VwSen-520883/2/Br/Wü Linz, am 1. März 2005

DVR.0690392

 

E R K E N N T N I S

Der Unabhängige Verwaltungssenat des Landes Oberösterreich erkennt durch sein Mitglied Dr. Bleier über die Berufung des Herrn M P K, L, F, vertreten durch R D. W R und M. M R, H, F, gegen den Bescheid der Bezirkshauptmannschaft Freistadt, vom 1. Februar 2005, Zl. VerkR21-418-2004-Gg, zu Recht:

Der Berufung wird keine Folge gegeben; der angefochtene Bescheid wird bestätigt.

Rechtsgrundlagen:

§ 7 Abs.1Z1, § 24 Abs.1 Z1, § 25 Abs.3 Führerscheingesetz - FSG zuletzt geändert durch BGBl.

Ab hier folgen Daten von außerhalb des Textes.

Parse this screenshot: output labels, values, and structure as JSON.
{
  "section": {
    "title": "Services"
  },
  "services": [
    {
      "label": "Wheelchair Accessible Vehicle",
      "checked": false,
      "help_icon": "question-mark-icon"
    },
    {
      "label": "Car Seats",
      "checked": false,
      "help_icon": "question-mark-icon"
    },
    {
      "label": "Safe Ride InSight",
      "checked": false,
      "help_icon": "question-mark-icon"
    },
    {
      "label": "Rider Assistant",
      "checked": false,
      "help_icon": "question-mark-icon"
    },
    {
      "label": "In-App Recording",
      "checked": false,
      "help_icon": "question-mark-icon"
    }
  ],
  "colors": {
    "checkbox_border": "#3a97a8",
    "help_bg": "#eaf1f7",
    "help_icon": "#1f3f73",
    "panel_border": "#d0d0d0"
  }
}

I Nr. 129/2002.

Entscheidungsgründe:

1. Die Behörde erster Instanz entzog mit dem hier angefochtenen Bescheid dem Berufungswerberin Bestätigung ihres Mandatsbescheides vom 26.11.2004, gleicher Zahl, die Lenkberechtigung der Klasse AV, A, B, C1, C, EB, EC1 EC und F für den Zeitraum von 3 Monaten, gerechnet ab Zustellung des Bescheides per 1.12.2004, unter Hinweis auf § 7, 24 Abs.1 Z1, § 25 und 29 Abs.3 Führerscheingesetz - FSG und § 64 Abs.2 Allgemeines Verwaltungsverfahrensgesetz 1991 - AVG;

Einer Berufung gegen diesen Bescheid wurde die aufschiebende Wirkung aberkannt.

1.1. Inhaltlich gestützt wurde der Entzug auf die rechtskräftige Feststellung (Strafverfügung der Bezirkshauptmannschaft Hallein, vom 1.9.2004, Zl. 30206/396-23717-2004. Dem in Rechtskraft erwachsenen Schuldspruch lag eine Übertretung nach § 18 Abs.1 iVm § 99 Abs.2 lit.c StVO (Begehung unter besonders gefährlichen Verhältnissen) zu Grunde.

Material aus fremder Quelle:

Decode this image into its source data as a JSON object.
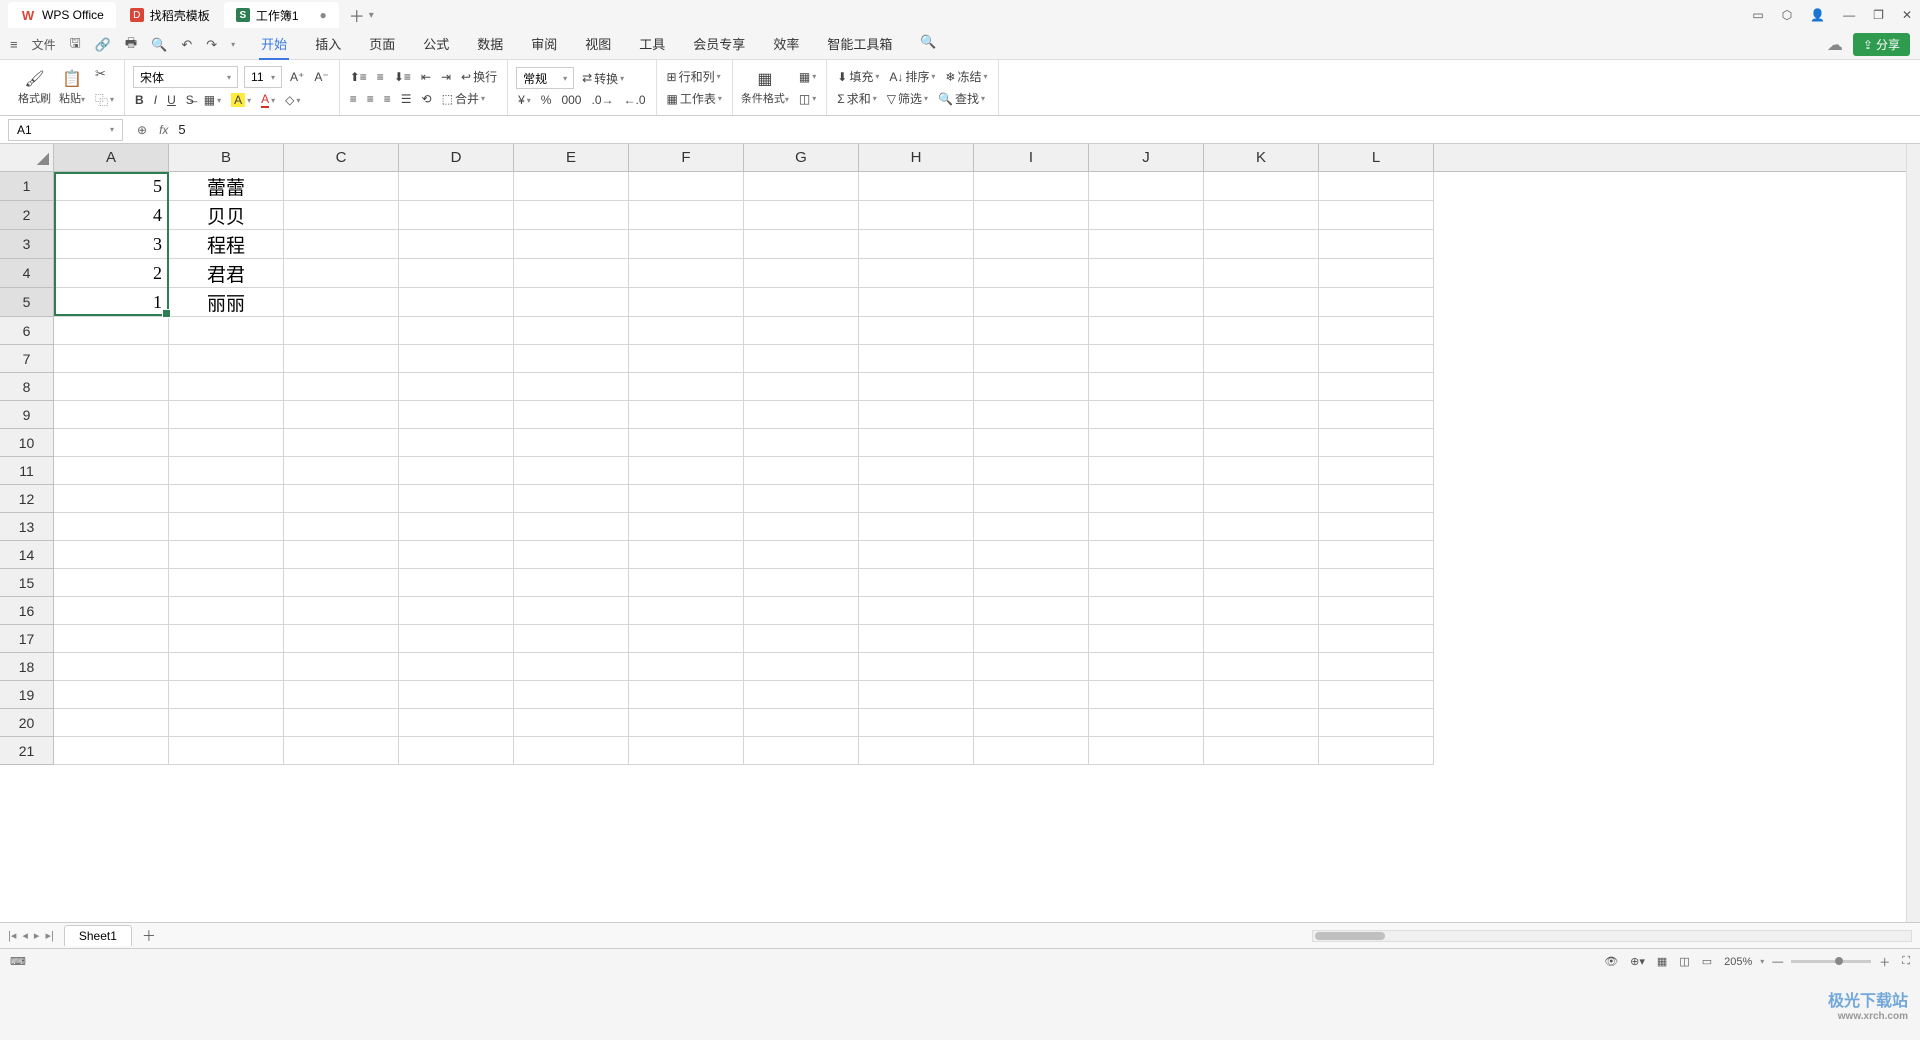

Die Behörde erster Instanz verweist in der Beurteilung dieser zu wertenden Tatsache auf die h. Rechtsprechung, konkret auf das h. Erkenntnis vom 18.1.2005, VwSen-520795 bei einer gesetzlichen Mindestentzugsdauer von drei Monaten. Dieses Zitat erweist sich wohl als nicht voll zutreffend, weil damit der Behörde erster Instanz ein derartiger Entzug wegen zu langen Zurückliegens eines identen Sachverhaltes aufgehoben wurde.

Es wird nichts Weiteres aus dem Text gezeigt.